His plan was to buy a 29-foot Dyer from a local guy who was selling it and fit it out for what they called “jigging.” Jigging is line fishing – usually for Cod. It used to be popular in Chatham. You use sonar to find the school, and drop several lines overboard with rubber worms and lower them into the fish, which are on the bottom. The fish bite, and the machine “jigs” the lines a couple of times to set the hooks. Jigging is ecologically sound and “day boats” delivered very fresh fish to the dock every evening. The buyers in Chatham (there were only two allowed) paid extra for them, loaded them onto a trailer every night and sent them to New York City.
Sweeney had three revenue projections, optimistic, medium and pessimistic. Even the low one broke even. He asked me for $10,000, which I gave him. The first year the gross was lower than the lowest budget, and I was afraid Brian would ask for more money, but he didn’t. He found a way to make it; and after one more bad year he switched to gill netting.
Gill nets had not been used in Chatham before. They involved setting poles on the ocean bottom and stringing a net between them. The smaller fish would swim right through the large mesh, but mature Cod got caught. Sweeney would let the nets “soak” for 24 to 48 hours and then haul them in and take the fish.
This system caught a lot more fish, but if fish were in the net for any length of time, the Dogfish (a form of small shark) would attack them and eat them. Dogfish might also get caught in the nets, but there was no U.S. market for Dogfish (the British used them in fish and chips, Sweeney told me).
Around that time, the Wall Street Journal reported that the government had set aside half a million dollars to figure out how to change the name and perception of “Dogfish” to make it a commercially viable species. They are still at it. Just today (March 18, 2015) I read in the Journal that a few daring chefs are trying to popularize dogfish and other “trash fish” like hake, pollock and Acadian redfish.

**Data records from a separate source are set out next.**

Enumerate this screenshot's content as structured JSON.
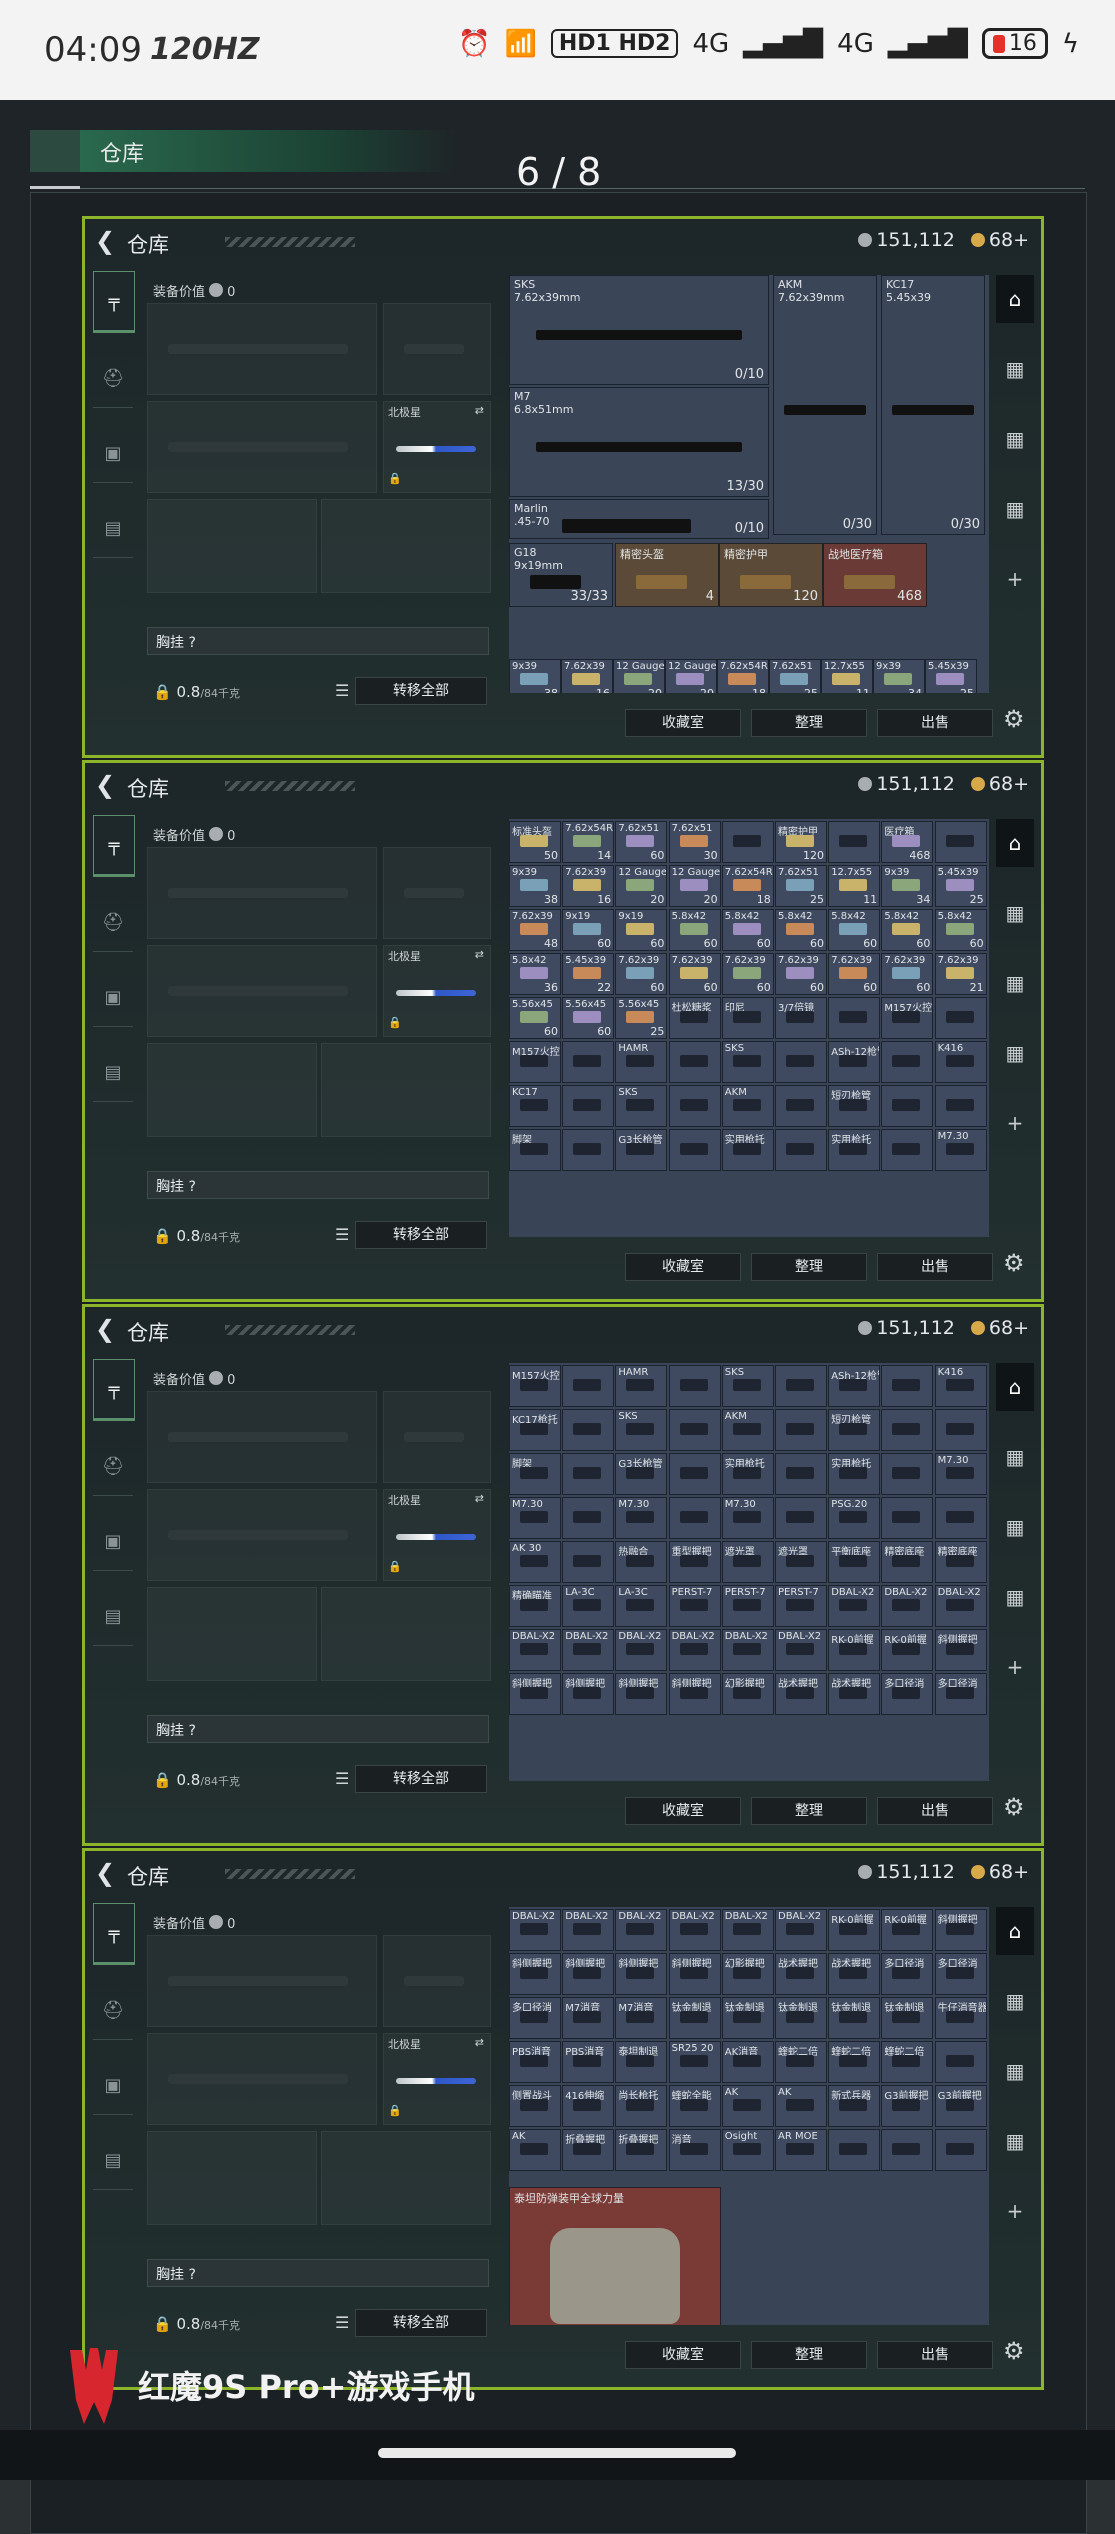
{
  "status": {
    "time": "04:09",
    "hz": "120HZ",
    "hd": "HD1 HD2",
    "net1": "4G",
    "net2": "4G",
    "battery": "16"
  },
  "screen": {
    "top_tab": "仓库",
    "pager": "6 / 8"
  },
  "panel": {
    "title": "仓库",
    "silver": "151,112",
    "gold": "68+",
    "equip_value_label": "装备价值",
    "equip_value": "0",
    "knife_label": "北极星",
    "chest_label": "胸挂 ?",
    "weight": "0.8",
    "weight_max": "/84千克",
    "transfer_all": "转移全部",
    "btn_storage": "收藏室",
    "btn_sort": "整理",
    "btn_sell": "出售"
  },
  "panels": [
    {
      "big": [
        {
          "name": "SKS",
          "cal": "7.62x39mm",
          "qty": "0/10"
        },
        {
          "name": "AKM",
          "cal": "7.62x39mm",
          "qty": "0/30"
        },
        {
          "name": "KC17",
          "cal": "5.45x39",
          "qty": "0/30"
        },
        {
          "name": "M7",
          "cal": "6.8x51mm",
          "qty": "13/30"
        },
        {
          "name": "Marlin",
          "cal": ".45-70",
          "qty": "0/10"
        },
        {
          "name": "G18",
          "cal": "9x19mm",
          "qty": "33/33"
        },
        {
          "name": "精密头盔",
          "cal": "",
          "qty": "4"
        },
        {
          "name": "精密护甲",
          "cal": "",
          "qty": "120"
        },
        {
          "name": "战地医疗箱",
          "cal": "",
          "qty": "468"
        }
      ],
      "cells": [
        [
          "标准头盔",
          "50"
        ],
        [
          "7.62x54R",
          "14"
        ],
        [
          "7.62x51",
          "60"
        ],
        [
          "7.62x51",
          "30"
        ],
        [
          "9x39",
          "38"
        ],
        [
          "7.62x39",
          "16"
        ],
        [
          "12 Gauge",
          "20"
        ],
        [
          "12 Gauge",
          "20"
        ],
        [
          "7.62x54R",
          "18"
        ],
        [
          "7.62x51",
          "25"
        ],
        [
          "12.7x55",
          "11"
        ],
        [
          "9x39",
          "34"
        ],
        [
          "5.45x39",
          "25"
        ]
      ]
    },
    {
      "cells": [
        [
          "标准头盔",
          "50"
        ],
        [
          "7.62x54R",
          "14"
        ],
        [
          "7.62x51",
          "60"
        ],
        [
          "7.62x51",
          "30"
        ],
        [
          "",
          ""
        ],
        [
          "精密护甲",
          "120"
        ],
        [
          "",
          ""
        ],
        [
          "医疗箱",
          "468"
        ],
        [
          "",
          ""
        ],
        [
          "9x39",
          "38"
        ],
        [
          "7.62x39",
          "16"
        ],
        [
          "12 Gauge",
          "20"
        ],
        [
          "12 Gauge",
          "20"
        ],
        [
          "7.62x54R",
          "18"
        ],
        [
          "7.62x51",
          "25"
        ],
        [
          "12.7x55",
          "11"
        ],
        [
          "9x39",
          "34"
        ],
        [
          "5.45x39",
          "25"
        ],
        [
          "7.62x39",
          "48"
        ],
        [
          "9x19",
          "60"
        ],
        [
          "9x19",
          "60"
        ],
        [
          "5.8x42",
          "60"
        ],
        [
          "5.8x42",
          "60"
        ],
        [
          "5.8x42",
          "60"
        ],
        [
          "5.8x42",
          "60"
        ],
        [
          "5.8x42",
          "60"
        ],
        [
          "5.8x42",
          "60"
        ],
        [
          "5.8x42",
          "36"
        ],
        [
          "5.45x39",
          "22"
        ],
        [
          "7.62x39",
          "60"
        ],
        [
          "7.62x39",
          "60"
        ],
        [
          "7.62x39",
          "60"
        ],
        [
          "7.62x39",
          "60"
        ],
        [
          "7.62x39",
          "60"
        ],
        [
          "7.62x39",
          "60"
        ],
        [
          "7.62x39",
          "21"
        ],
        [
          "5.56x45",
          "60"
        ],
        [
          "5.56x45",
          "60"
        ],
        [
          "5.56x45",
          "25"
        ],
        [
          "杜松糖浆",
          ""
        ],
        [
          "印尼",
          ""
        ],
        [
          "3/7倍镜",
          ""
        ],
        [
          "",
          ""
        ],
        [
          "M157火控",
          ""
        ],
        [
          "",
          ""
        ],
        [
          "M157火控",
          ""
        ],
        [
          "",
          ""
        ],
        [
          "HAMR",
          ""
        ],
        [
          "",
          ""
        ],
        [
          "SKS",
          ""
        ],
        [
          "",
          ""
        ],
        [
          "ASh-12枪管",
          ""
        ],
        [
          "",
          ""
        ],
        [
          "K416",
          ""
        ],
        [
          "KC17",
          ""
        ],
        [
          "",
          ""
        ],
        [
          "SKS",
          ""
        ],
        [
          "",
          ""
        ],
        [
          "AKM",
          ""
        ],
        [
          "",
          ""
        ],
        [
          "短刃枪管",
          ""
        ],
        [
          "",
          ""
        ],
        [
          "",
          ""
        ],
        [
          "脚架",
          ""
        ],
        [
          "",
          ""
        ],
        [
          "G3长枪管",
          ""
        ],
        [
          "",
          ""
        ],
        [
          "实用枪托",
          ""
        ],
        [
          "",
          ""
        ],
        [
          "实用枪托",
          ""
        ],
        [
          "",
          ""
        ],
        [
          "M7.30",
          ""
        ]
      ]
    },
    {
      "cells": [
        [
          "M157火控",
          ""
        ],
        [
          "",
          ""
        ],
        [
          "HAMR",
          ""
        ],
        [
          "",
          ""
        ],
        [
          "SKS",
          ""
        ],
        [
          "",
          ""
        ],
        [
          "ASh-12枪管",
          ""
        ],
        [
          "",
          ""
        ],
        [
          "K416",
          ""
        ],
        [
          "KC17枪托",
          ""
        ],
        [
          "",
          ""
        ],
        [
          "SKS",
          ""
        ],
        [
          "",
          ""
        ],
        [
          "AKM",
          ""
        ],
        [
          "",
          ""
        ],
        [
          "短刃枪管",
          ""
        ],
        [
          "",
          ""
        ],
        [
          "",
          ""
        ],
        [
          "脚架",
          ""
        ],
        [
          "",
          ""
        ],
        [
          "G3长枪管",
          ""
        ],
        [
          "",
          ""
        ],
        [
          "实用枪托",
          ""
        ],
        [
          "",
          ""
        ],
        [
          "实用枪托",
          ""
        ],
        [
          "",
          ""
        ],
        [
          "M7.30",
          ""
        ],
        [
          "M7.30",
          ""
        ],
        [
          "",
          ""
        ],
        [
          "M7.30",
          ""
        ],
        [
          "",
          ""
        ],
        [
          "M7.30",
          ""
        ],
        [
          "",
          ""
        ],
        [
          "PSG.20",
          ""
        ],
        [
          "",
          ""
        ],
        [
          "",
          ""
        ],
        [
          "AK 30",
          ""
        ],
        [
          "",
          ""
        ],
        [
          "热融合",
          ""
        ],
        [
          "重型握把",
          ""
        ],
        [
          "遮光罩",
          ""
        ],
        [
          "遮光罩",
          ""
        ],
        [
          "平衡底座",
          ""
        ],
        [
          "精密底座",
          ""
        ],
        [
          "精密底座",
          ""
        ],
        [
          "精确瞄准",
          ""
        ],
        [
          "LA-3C",
          ""
        ],
        [
          "LA-3C",
          ""
        ],
        [
          "PERST-7",
          ""
        ],
        [
          "PERST-7",
          ""
        ],
        [
          "PERST-7",
          ""
        ],
        [
          "DBAL-X2",
          ""
        ],
        [
          "DBAL-X2",
          ""
        ],
        [
          "DBAL-X2",
          ""
        ],
        [
          "DBAL-X2",
          ""
        ],
        [
          "DBAL-X2",
          ""
        ],
        [
          "DBAL-X2",
          ""
        ],
        [
          "DBAL-X2",
          ""
        ],
        [
          "DBAL-X2",
          ""
        ],
        [
          "DBAL-X2",
          ""
        ],
        [
          "RK-0前握",
          ""
        ],
        [
          "RK-0前握",
          ""
        ],
        [
          "斜侧握把",
          ""
        ],
        [
          "斜侧握把",
          ""
        ],
        [
          "斜侧握把",
          ""
        ],
        [
          "斜侧握把",
          ""
        ],
        [
          "斜侧握把",
          ""
        ],
        [
          "幻影握把",
          ""
        ],
        [
          "战术握把",
          ""
        ],
        [
          "战术握把",
          ""
        ],
        [
          "多口径消",
          ""
        ],
        [
          "多口径消",
          ""
        ]
      ]
    },
    {
      "cells": [
        [
          "DBAL-X2",
          ""
        ],
        [
          "DBAL-X2",
          ""
        ],
        [
          "DBAL-X2",
          ""
        ],
        [
          "DBAL-X2",
          ""
        ],
        [
          "DBAL-X2",
          ""
        ],
        [
          "DBAL-X2",
          ""
        ],
        [
          "RK-0前握",
          ""
        ],
        [
          "RK-0前握",
          ""
        ],
        [
          "斜侧握把",
          ""
        ],
        [
          "斜侧握把",
          ""
        ],
        [
          "斜侧握把",
          ""
        ],
        [
          "斜侧握把",
          ""
        ],
        [
          "斜侧握把",
          ""
        ],
        [
          "幻影握把",
          ""
        ],
        [
          "战术握把",
          ""
        ],
        [
          "战术握把",
          ""
        ],
        [
          "多口径消",
          ""
        ],
        [
          "多口径消",
          ""
        ],
        [
          "多口径消",
          ""
        ],
        [
          "M7消音",
          ""
        ],
        [
          "M7消音",
          ""
        ],
        [
          "钛金制退",
          ""
        ],
        [
          "钛金制退",
          ""
        ],
        [
          "钛金制退",
          ""
        ],
        [
          "钛金制退",
          ""
        ],
        [
          "钛金制退",
          ""
        ],
        [
          "牛仔消音器",
          ""
        ],
        [
          "PBS消音",
          ""
        ],
        [
          "PBS消音",
          ""
        ],
        [
          "泰坦制退",
          ""
        ],
        [
          "SR25 20",
          ""
        ],
        [
          "AK消音",
          ""
        ],
        [
          "蝰蛇二倍",
          ""
        ],
        [
          "蝰蛇二倍",
          ""
        ],
        [
          "蝰蛇二倍",
          ""
        ],
        [
          "",
          ""
        ],
        [
          "侧置战斗",
          ""
        ],
        [
          "416伸缩",
          ""
        ],
        [
          "尚长枪托",
          ""
        ],
        [
          "蝰蛇全能",
          ""
        ],
        [
          "AK",
          ""
        ],
        [
          "AK",
          ""
        ],
        [
          "新式兵器",
          ""
        ],
        [
          "G3前握把",
          ""
        ],
        [
          "G3前握把",
          ""
        ],
        [
          "AK",
          ""
        ],
        [
          "折叠握把",
          ""
        ],
        [
          "折叠握把",
          ""
        ],
        [
          "消音",
          ""
        ],
        [
          "Osight",
          ""
        ],
        [
          "AR MOE",
          ""
        ],
        [
          "",
          ""
        ],
        [
          "",
          ""
        ],
        [
          "",
          ""
        ]
      ],
      "armor": "泰坦防弹装甲全球力量"
    }
  ],
  "watermark": "红魔9S Pro+游戏手机",
  "colors": {
    "accent": "#8cb52a",
    "cell": "#3f4a60",
    "gold_cell": "#6b5336",
    "red_cell": "#7a3a36"
  },
  "icons": {
    "back": "‹",
    "gun": "pistol-icon",
    "gear": "⚙"
  }
}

At the time, the problem of diminishing cod stocks was just getting a lot of attention, and Sweeney was in favor of vigorous quotas. But he didn’t make his opinion public among his fellow fishermen because they would have expelled him from the fraternity. They wanted no quotas, and when quotas were eventually put on they fought to keep them generous. Now, the cod is almost gone and the quotas have finally been dropped way down. The fishermen are still complaining, and the popularizing of trash fish has taken on a new urgency. Sweeney also was unhappy with the price he got for his fish. He was forced to sell to one of two dealers at the fish pier in Chatham and both of them made the same price every day. It was much, much less than the fish sold for at the markets.
At one point Sweeney was dating a woman who bought the cod in Chatham and shipped it to Florida for all the New England snow birds who wanted their cod. One day the timing was such that she bought the cod he had just sold to the wholesaler on the dock. The difference in what Sweeney got and what she paid was unconscionable, he thought. He confronted the wholesaler, who lied about what he had sold the fish for, but it did him no good.

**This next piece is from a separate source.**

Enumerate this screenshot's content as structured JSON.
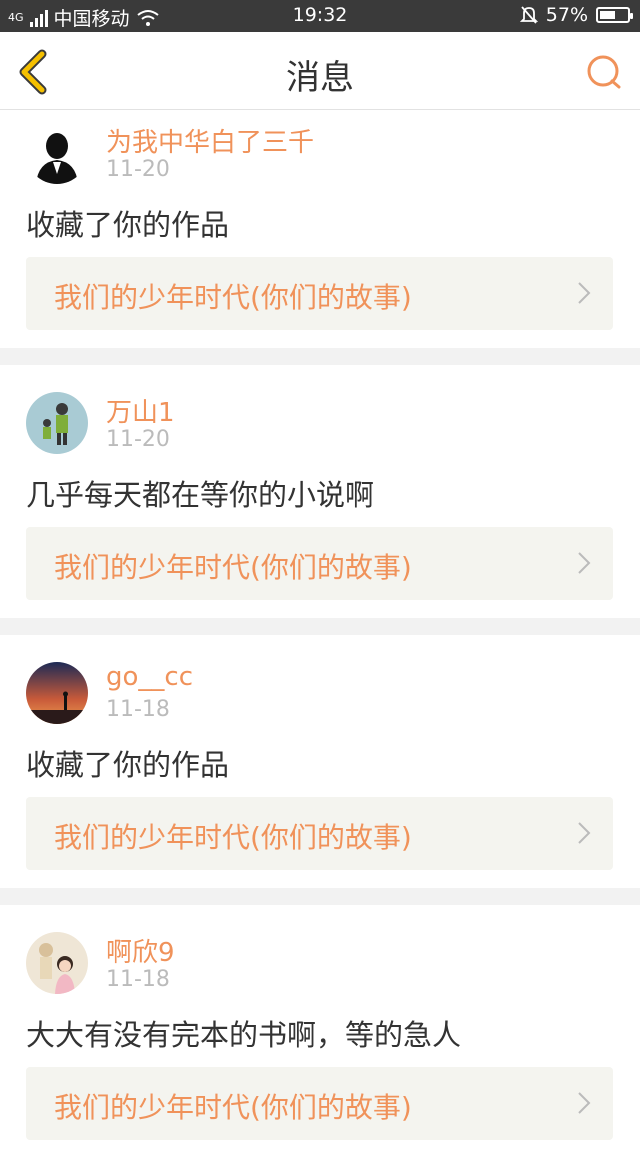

Sweeney’s argument made sense to me. He paid all his boat expenses, bought diesel, and worked long hours to catch the fish. Then he gutted them and got them ready for the fish market. All the wholesaler had to do was weigh them, put them in boxes and load them on a truck. Shouldn’t Sweeney get the lion’s share of the price?
Sweeney just wanted the same privilege as the shell fishermen who could sell to anyone they wanted. On the way in they would start making calls to the various Cape Cod restaurants and fish markets that wanted shellfish and those that paid the most got the most. Competition like that was good for the fishermen. But the people who bought the fish, both politically conservative, did not like the competition; so they insisted that all those who landed in Chatham sell to them, and then they fixed the price. So much for the free market.
Sweeney’s fishing business never made enough to throw off any money, but as it turned out I did better with that than with any of my other investments with friends or family. I got about $20,000 in tax deductions, as I recall, giving me most of my money back. Last time that happened.